Lumeo comes with a visual canvas that’s appealing to non-developers and business decision-makers. The canvas enables users to build a pipeline through a simple drag-and-drop interface. The tool allows custom code to extend the use case and scenarios for power users and technical audiences. It’s easy to prototype a solution and graduate it to production with minimal changes.

When I first saw the tool, it reminded me of Visio, a popular tool from Microsoft to diagram various technical architectures. The key difference is that, behind the scenes, Lumeo also generates the code and configuration needed for inference, deployment, and integration.

Since most of the cameras are deployed in remote locations, Lumeo also supports edge deployment. Customers can run a single command to connect their edge computing environment to the Lumeo cloud. The models can be deployed on powerful servers with NVIDIA GPUs or purpose-built, single-board computers like NVIDIA Jetson Nano. Lumeo supports both stand-alone deployments or Kubernetes-based distributed deployments. The process can be automated via the REST API exposed by the platform.

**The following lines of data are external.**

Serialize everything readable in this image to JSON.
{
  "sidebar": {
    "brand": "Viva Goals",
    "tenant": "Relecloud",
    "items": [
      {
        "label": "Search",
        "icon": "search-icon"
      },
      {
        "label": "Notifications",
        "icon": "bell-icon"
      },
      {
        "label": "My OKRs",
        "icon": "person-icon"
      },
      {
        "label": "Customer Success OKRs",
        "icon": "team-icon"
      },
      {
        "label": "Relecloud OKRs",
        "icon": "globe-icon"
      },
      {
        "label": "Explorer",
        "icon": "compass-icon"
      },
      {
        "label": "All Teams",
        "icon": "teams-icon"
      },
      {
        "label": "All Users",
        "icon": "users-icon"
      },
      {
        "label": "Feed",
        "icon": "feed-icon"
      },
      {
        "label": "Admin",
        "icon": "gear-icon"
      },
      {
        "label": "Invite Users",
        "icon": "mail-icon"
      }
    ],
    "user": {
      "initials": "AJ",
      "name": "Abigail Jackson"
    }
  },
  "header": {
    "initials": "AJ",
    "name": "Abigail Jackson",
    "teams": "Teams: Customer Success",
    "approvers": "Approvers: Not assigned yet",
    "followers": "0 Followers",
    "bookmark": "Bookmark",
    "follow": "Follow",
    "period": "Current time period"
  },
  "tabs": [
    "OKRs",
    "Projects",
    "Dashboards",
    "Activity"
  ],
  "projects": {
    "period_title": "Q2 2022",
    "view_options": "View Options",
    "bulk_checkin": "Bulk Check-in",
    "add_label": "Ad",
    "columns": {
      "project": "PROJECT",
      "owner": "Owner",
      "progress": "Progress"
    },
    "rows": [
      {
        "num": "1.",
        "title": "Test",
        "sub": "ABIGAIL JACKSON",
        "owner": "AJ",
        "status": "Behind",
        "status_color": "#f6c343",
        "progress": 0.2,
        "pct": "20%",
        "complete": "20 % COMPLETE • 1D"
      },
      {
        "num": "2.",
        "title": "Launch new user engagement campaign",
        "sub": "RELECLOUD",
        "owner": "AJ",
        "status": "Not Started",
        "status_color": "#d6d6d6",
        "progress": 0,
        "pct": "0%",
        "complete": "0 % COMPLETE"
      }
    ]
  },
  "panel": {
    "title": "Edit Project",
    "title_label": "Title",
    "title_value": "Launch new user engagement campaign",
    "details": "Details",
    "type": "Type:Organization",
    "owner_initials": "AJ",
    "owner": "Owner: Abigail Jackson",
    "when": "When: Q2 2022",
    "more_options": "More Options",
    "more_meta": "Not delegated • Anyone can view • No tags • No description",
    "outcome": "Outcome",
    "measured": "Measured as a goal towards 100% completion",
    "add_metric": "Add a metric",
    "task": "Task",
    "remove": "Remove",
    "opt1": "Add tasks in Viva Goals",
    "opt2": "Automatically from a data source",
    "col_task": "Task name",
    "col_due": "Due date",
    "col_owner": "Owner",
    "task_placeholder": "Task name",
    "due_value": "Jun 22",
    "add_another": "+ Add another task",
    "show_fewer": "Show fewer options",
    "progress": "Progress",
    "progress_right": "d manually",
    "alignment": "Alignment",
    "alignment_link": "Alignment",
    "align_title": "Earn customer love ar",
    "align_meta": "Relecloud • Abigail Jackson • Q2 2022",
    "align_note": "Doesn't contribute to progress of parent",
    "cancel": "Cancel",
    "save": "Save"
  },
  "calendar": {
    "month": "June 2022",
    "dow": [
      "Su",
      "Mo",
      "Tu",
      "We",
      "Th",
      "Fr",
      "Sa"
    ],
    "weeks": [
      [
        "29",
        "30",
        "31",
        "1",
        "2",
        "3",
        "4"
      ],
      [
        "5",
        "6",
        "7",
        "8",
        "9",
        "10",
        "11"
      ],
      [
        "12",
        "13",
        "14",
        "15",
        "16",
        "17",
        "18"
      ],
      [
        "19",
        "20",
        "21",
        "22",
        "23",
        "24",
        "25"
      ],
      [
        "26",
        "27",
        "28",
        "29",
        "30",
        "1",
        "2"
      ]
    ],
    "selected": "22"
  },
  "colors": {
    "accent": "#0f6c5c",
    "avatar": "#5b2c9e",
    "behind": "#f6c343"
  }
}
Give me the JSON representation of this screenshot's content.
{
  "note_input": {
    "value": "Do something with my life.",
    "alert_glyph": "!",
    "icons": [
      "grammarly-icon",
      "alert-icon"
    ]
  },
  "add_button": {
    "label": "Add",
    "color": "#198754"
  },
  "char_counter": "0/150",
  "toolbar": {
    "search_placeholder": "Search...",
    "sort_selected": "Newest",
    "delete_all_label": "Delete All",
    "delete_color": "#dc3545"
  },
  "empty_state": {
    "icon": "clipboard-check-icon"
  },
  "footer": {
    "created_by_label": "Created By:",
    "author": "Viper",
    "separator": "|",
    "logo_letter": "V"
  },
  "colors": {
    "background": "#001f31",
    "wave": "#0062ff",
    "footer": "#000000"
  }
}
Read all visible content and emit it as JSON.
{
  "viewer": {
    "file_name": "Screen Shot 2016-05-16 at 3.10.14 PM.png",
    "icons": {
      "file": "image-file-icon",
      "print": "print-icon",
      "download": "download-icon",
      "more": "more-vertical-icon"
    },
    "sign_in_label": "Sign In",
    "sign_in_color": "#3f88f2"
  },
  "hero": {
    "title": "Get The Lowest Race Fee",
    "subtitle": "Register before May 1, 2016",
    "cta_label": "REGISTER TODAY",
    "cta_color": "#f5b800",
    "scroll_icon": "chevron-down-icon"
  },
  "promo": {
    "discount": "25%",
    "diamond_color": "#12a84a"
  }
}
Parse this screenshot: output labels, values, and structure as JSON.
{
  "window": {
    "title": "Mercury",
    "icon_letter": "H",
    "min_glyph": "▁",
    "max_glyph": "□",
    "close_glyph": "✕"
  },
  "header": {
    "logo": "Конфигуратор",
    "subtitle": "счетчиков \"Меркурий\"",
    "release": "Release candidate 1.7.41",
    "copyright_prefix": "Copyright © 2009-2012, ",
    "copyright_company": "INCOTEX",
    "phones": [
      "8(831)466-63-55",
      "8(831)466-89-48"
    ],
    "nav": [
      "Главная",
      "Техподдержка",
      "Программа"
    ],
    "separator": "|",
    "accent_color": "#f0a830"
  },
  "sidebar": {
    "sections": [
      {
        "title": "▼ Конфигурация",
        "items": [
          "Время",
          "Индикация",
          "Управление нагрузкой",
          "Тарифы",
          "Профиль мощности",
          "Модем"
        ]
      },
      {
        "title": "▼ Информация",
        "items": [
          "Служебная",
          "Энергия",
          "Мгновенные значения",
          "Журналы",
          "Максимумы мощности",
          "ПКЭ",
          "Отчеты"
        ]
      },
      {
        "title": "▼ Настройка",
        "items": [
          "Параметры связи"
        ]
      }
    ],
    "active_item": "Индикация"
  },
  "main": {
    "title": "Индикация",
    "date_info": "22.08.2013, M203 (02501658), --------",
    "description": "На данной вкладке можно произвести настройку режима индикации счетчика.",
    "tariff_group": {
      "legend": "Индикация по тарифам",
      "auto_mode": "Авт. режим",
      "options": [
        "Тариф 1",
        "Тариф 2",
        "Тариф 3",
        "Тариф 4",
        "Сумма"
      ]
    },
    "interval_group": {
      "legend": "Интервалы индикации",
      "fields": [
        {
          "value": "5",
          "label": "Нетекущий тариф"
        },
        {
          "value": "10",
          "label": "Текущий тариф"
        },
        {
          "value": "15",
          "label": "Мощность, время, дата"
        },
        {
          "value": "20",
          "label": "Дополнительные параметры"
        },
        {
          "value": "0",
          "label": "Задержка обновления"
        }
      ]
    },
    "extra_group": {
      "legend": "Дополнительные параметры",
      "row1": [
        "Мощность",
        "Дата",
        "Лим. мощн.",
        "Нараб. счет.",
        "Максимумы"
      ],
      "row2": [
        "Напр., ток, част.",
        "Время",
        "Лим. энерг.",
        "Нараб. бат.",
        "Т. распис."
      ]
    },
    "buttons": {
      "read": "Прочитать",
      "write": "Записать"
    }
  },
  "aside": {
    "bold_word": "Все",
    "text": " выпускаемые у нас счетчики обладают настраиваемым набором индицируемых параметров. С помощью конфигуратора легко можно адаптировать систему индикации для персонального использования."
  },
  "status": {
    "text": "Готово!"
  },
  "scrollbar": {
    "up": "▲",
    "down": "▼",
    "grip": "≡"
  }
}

Lumeo has a forever-free starter tier for developers to use with their own compute devices running at the edge or in the public cloud. Enterprises can sign up for consumption-based pricing starting at $10 / stream/month for live streams or $100 for 100k video mins/month for clips.

The startup is partnering with silicon manufacturers such as Intel and NVIDIA and public cloud providers, including Microsoft Azure, AWS, and Google Cloud.

MORE FROM FORBESGoogle Adds A No-Code Computer Vision Platform To Vertex AI

The no-code/low-code development environments are now extended to artificial intelligence. Last year, Google launched the Vertex Vision AI platform - a no-code tool to run vision AI models in the cloud. I expect other vendors to jump the bandwagon in the coming months.